Na CRFB/1988, o legislador constitucional optou por criar um capítulo próprio para os direitos sociais, diferenciando-os dos direitos de ordem econômica – que, em constituições anteriores, encontravam-se sempre misturados com os de ordem social. O artigo 6º traz um rol de direitos sociais positivados na Constituição Federal de 1988:

Art. 6º São direitos sociais a educação, a saúde, a alimentação, o trabalho, a moradia, o transporte, o lazer, a segurança, a previdência social, a proteção à maternidade e à infância, a assistência aos desamparados, na forma desta Constituição. (BRASIL, Constituição, 1988)

Os direitos sociais garantidos pelo texto constitucional são aqueles que possibilitam melhores condições sociais à população e se ligam, de certa forma, à igualdade jurídica, com o escopo de alcançar ou tornar propício o alcance da chamada igualdade material: dar assistência desigual aos desiguais com a finalidade de torná-los iguais aos demais. Como assevera José Afonso da Silva (2014), “valem como pressupostos do gozo dos direitos individuais, na medida em que criam condições materiais mais propícias ao auferimento da igualdade real – o que, por sua vez, proporciona condição mais compatível com o exercício efetivo da liberdade.”.


ASPECTOS CONCEITUAIS DOS DIREITOS SOCIAIS

 Segundo Silva (2014), não é fácil separar os direitos sociais dos econômicos, visto que estão interligados, mas conclui que o direito econômico tem dimensão institucional e os direitos sociais constituem formas de tutela social.
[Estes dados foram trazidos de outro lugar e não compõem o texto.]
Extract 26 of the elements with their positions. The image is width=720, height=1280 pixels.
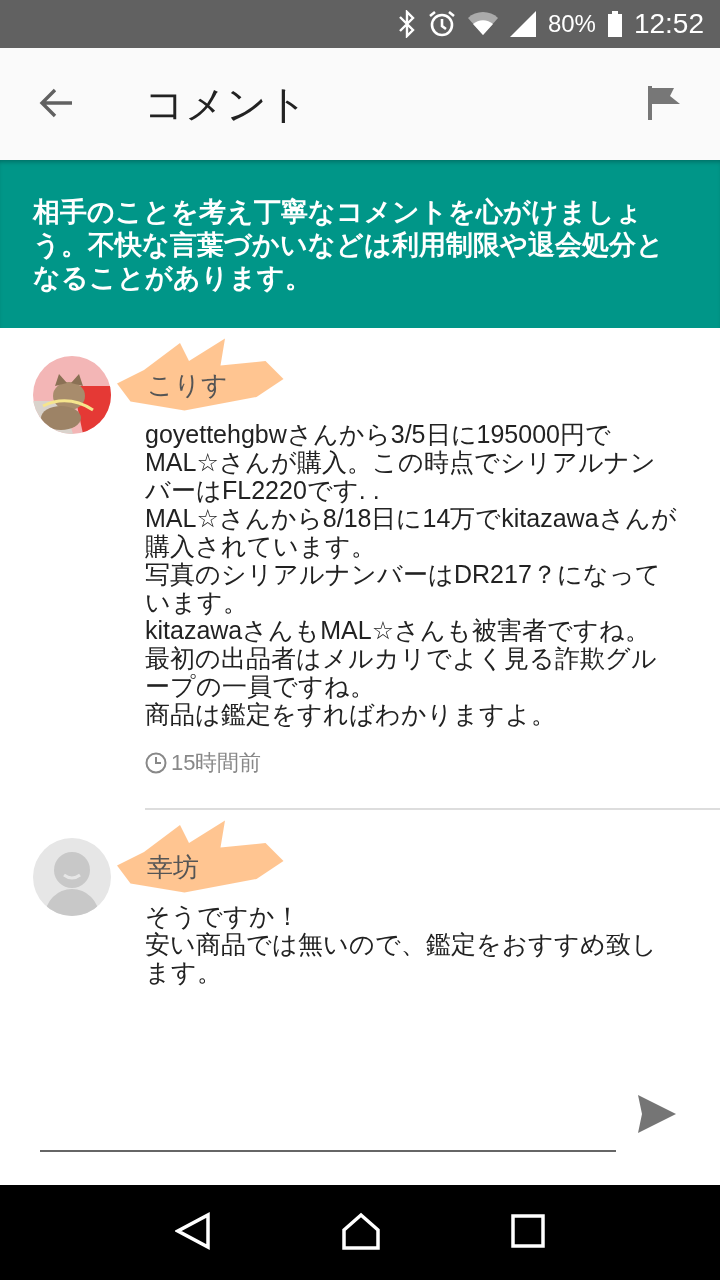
send-button[interactable] [638, 1094, 676, 1136]
report-button[interactable] [648, 85, 680, 123]
comment-line: MAL☆さんから8/18日に14万でkitazawaさんが購入されています。 [145, 504, 678, 560]
comment-line: そうですか！ [145, 902, 301, 930]
post-time: 15時間前 [171, 749, 262, 777]
comment-line: 最初の出品者はメルカリでよく見る詐欺グループの一員ですね。 [145, 644, 658, 700]
back-nav-button[interactable] [175, 1212, 211, 1253]
signal-icon [509, 11, 536, 37]
bluetooth-icon [397, 10, 416, 38]
clock-icon [145, 752, 167, 774]
user-name: 幸坊 [147, 852, 199, 882]
battery-icon [607, 11, 622, 37]
comment-line: 写真のシリアルナンバーはDR217？になっています。 [145, 560, 662, 616]
comment-line: 安い商品では無いので、鑑定をおすすめ致します。 [145, 930, 658, 986]
recents-button[interactable] [511, 1214, 545, 1251]
alarm-clock-icon [427, 10, 456, 38]
comment-line: goyettehgbwさんから3/5日に195000円でMAL☆さんが購入。この時点でシリアルナンバーはFL2220です. . [145, 420, 657, 504]
clock-time: 12:52 [633, 8, 704, 40]
screen-title: コメント [144, 80, 309, 128]
battery-level: 80% [547, 10, 596, 38]
wifi-icon [467, 12, 498, 36]
notice-text: 相手のことを考え丁寧なコメントを心がけましょう。不快な言葉づかいなどは利用制限や退会処分となることがあります。 [33, 196, 665, 295]
home-button[interactable] [341, 1212, 381, 1253]
user-name: こりす [147, 370, 228, 400]
comment-line: kitazawaさんもMAL☆さんも被害者ですね。 [145, 616, 652, 644]
comment-line: 商品は鑑定をすればわかりますよ。 [145, 700, 557, 728]
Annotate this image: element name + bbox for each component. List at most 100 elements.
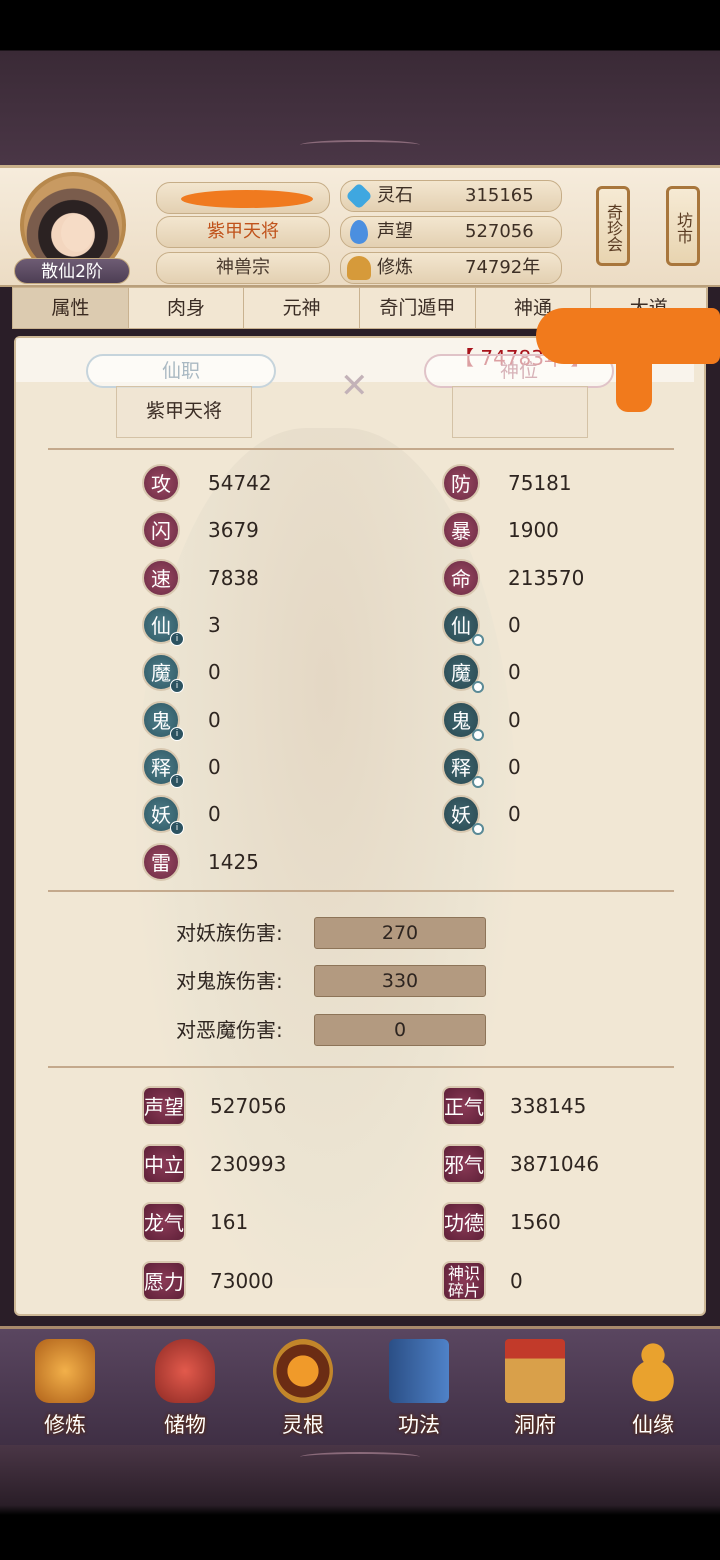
bottom-background [0, 1445, 720, 1560]
top-ornament [300, 140, 420, 150]
crit-badge: 暴 [442, 511, 480, 549]
rep-badge: 功德 [442, 1202, 486, 1242]
player-sect: 神兽宗 [156, 252, 330, 284]
bottom-ornament [300, 1452, 420, 1462]
rep-badge: 正气 [442, 1086, 486, 1126]
spirit-stone-icon [345, 182, 373, 210]
player-title: 紫甲天将 [156, 216, 330, 248]
ring-icon [472, 681, 484, 693]
info-icon[interactable]: i [170, 821, 184, 835]
nav-label: 灵根 [282, 1413, 324, 1437]
nav-cultivate[interactable]: 修炼 [10, 1335, 120, 1443]
tab-qimen[interactable]: 奇门遁甲 [360, 288, 476, 328]
resource-label: 声望 [377, 221, 413, 242]
rep-badge: 声望 [142, 1086, 186, 1126]
rep-value: 338145 [510, 1094, 587, 1118]
immortal-post-value: 紫甲天将 [145, 400, 222, 422]
stat-value: 0 [208, 660, 221, 684]
cultivate-icon [35, 1339, 95, 1403]
nav-spirit-root[interactable]: 灵根 [248, 1335, 358, 1443]
market-button[interactable]: 坊市 [666, 186, 700, 266]
divider [48, 890, 674, 892]
rep-value: 161 [210, 1210, 249, 1234]
bottom-nav: 修炼 储物 灵根 功法 洞府 仙缘 [0, 1326, 720, 1446]
resource-value: 74792年 [465, 257, 541, 278]
nav-skills[interactable]: 功法 [364, 1335, 474, 1443]
resource-value: 527056 [465, 221, 534, 242]
rank-badge: 散仙2阶 [14, 258, 130, 284]
stat-value: 3 [208, 613, 221, 637]
damage-label: 对鬼族伤害: [176, 969, 283, 993]
dodge-badge: 闪 [142, 511, 180, 549]
stat-value: 1425 [208, 850, 259, 874]
nav-cave-abode[interactable]: 洞府 [480, 1335, 590, 1443]
resource-value: 315165 [465, 185, 534, 206]
rep-value: 527056 [210, 1094, 287, 1118]
info-icon[interactable]: i [170, 679, 184, 693]
nav-label: 功法 [398, 1413, 440, 1437]
tab-body[interactable]: 肉身 [129, 288, 245, 328]
nav-label: 仙缘 [632, 1413, 674, 1437]
info-icon[interactable]: i [170, 727, 184, 741]
resource-label: 灵石 [377, 185, 413, 206]
stat-value: 0 [508, 755, 521, 779]
attributes-panel: 【 74783年 】 仙职 紫甲天将 ✕ 神位 攻54742 闪3679 速78… [14, 336, 706, 1316]
stat-value: 213570 [508, 566, 585, 590]
info-icon[interactable]: i [170, 774, 184, 788]
attack-badge: 攻 [142, 464, 180, 502]
stat-value: 0 [208, 802, 221, 826]
stat-value: 7838 [208, 566, 259, 590]
resource-reputation: 声望 527056 [340, 216, 562, 248]
damage-label: 对恶魔伤害: [176, 1018, 283, 1042]
stat-value: 0 [208, 708, 221, 732]
storage-bag-icon [155, 1339, 215, 1403]
nav-storage[interactable]: 储物 [130, 1335, 240, 1443]
rep-value: 1560 [510, 1210, 561, 1234]
speed-badge: 速 [142, 559, 180, 597]
hp-badge: 命 [442, 559, 480, 597]
cultivation-icon [347, 256, 371, 280]
stat-value: 0 [208, 755, 221, 779]
damage-value-bar: 0 [314, 1014, 486, 1046]
rep-badge: 龙气 [142, 1202, 186, 1242]
stat-value: 0 [508, 613, 521, 637]
thunder-badge: 雷 [142, 843, 180, 881]
rep-value: 3871046 [510, 1152, 600, 1176]
nav-fate[interactable]: 仙缘 [598, 1335, 708, 1443]
immortal-post-label: 仙职 [86, 354, 276, 388]
tab-attributes[interactable]: 属性 [13, 288, 129, 328]
immortal-post-box[interactable]: 紫甲天将 [116, 386, 252, 438]
player-name [156, 182, 330, 214]
app-screen: 散仙2阶 紫甲天将 神兽宗 灵石 315165 声望 527056 修炼 747… [0, 0, 720, 1560]
god-rank-box[interactable] [452, 386, 588, 438]
stat-value: 0 [508, 802, 521, 826]
player-header: 散仙2阶 紫甲天将 神兽宗 灵石 315165 声望 527056 修炼 747… [0, 165, 720, 287]
cave-abode-icon [505, 1339, 565, 1403]
skill-book-icon [389, 1339, 449, 1403]
damage-value-bar: 330 [314, 965, 486, 997]
resource-spirit-stone: 灵石 315165 [340, 180, 562, 212]
reputation-icon [350, 220, 368, 244]
stat-value: 54742 [208, 471, 272, 495]
resource-cultivation: 修炼 74792年 [340, 252, 562, 284]
divider [48, 1066, 674, 1068]
rep-value: 73000 [210, 1269, 274, 1293]
nav-label: 储物 [164, 1413, 206, 1437]
gourd-icon [623, 1339, 683, 1403]
info-icon[interactable]: i [170, 632, 184, 646]
defense-badge: 防 [442, 464, 480, 502]
nav-label: 修炼 [44, 1413, 86, 1437]
damage-label: 对妖族伤害: [176, 921, 283, 945]
tab-spirit[interactable]: 元神 [244, 288, 361, 328]
rep-badge: 中立 [142, 1144, 186, 1184]
rep-value: 0 [510, 1269, 523, 1293]
stat-value: 3679 [208, 518, 259, 542]
ring-icon [472, 729, 484, 741]
name-redaction [181, 190, 313, 208]
rep-badge: 邪气 [442, 1144, 486, 1184]
rep-badge: 愿力 [142, 1261, 186, 1301]
avatar-face [61, 214, 93, 252]
stat-value: 1900 [508, 518, 559, 542]
treasure-fair-button[interactable]: 奇珍会 [596, 186, 630, 266]
redaction-scribble [616, 330, 652, 412]
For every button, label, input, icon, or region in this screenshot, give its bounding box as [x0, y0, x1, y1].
Para ele, os direitos sociais disciplinam situações subjetivas, pessoais ou grupais, de caráter concreto, sendo, portanto, prestações positivas proporcionadas pelo Estado, direta ou indiretamente, que possibilitam melhores condições de vida aos mais fracos, promovendo maior igualdade.

Mendes (2012) concorda com o insigne constitucionalista e acrescenta que, em relação aos direitos sociais, é preciso levar em consideração que a prestação devida pelo Estado varia de acordo com a necessidade específica de cada cidadão.  Ou seja, enquanto o Estado tem que dispor de um valor determinado para arcar com o aparato capaz de garantir a liberdade dos cidadãos universalmente, no caso de um direito social como a saúde, no entanto, deve dispor de valores variáveis em função das necessidades individuais de cada cidadão.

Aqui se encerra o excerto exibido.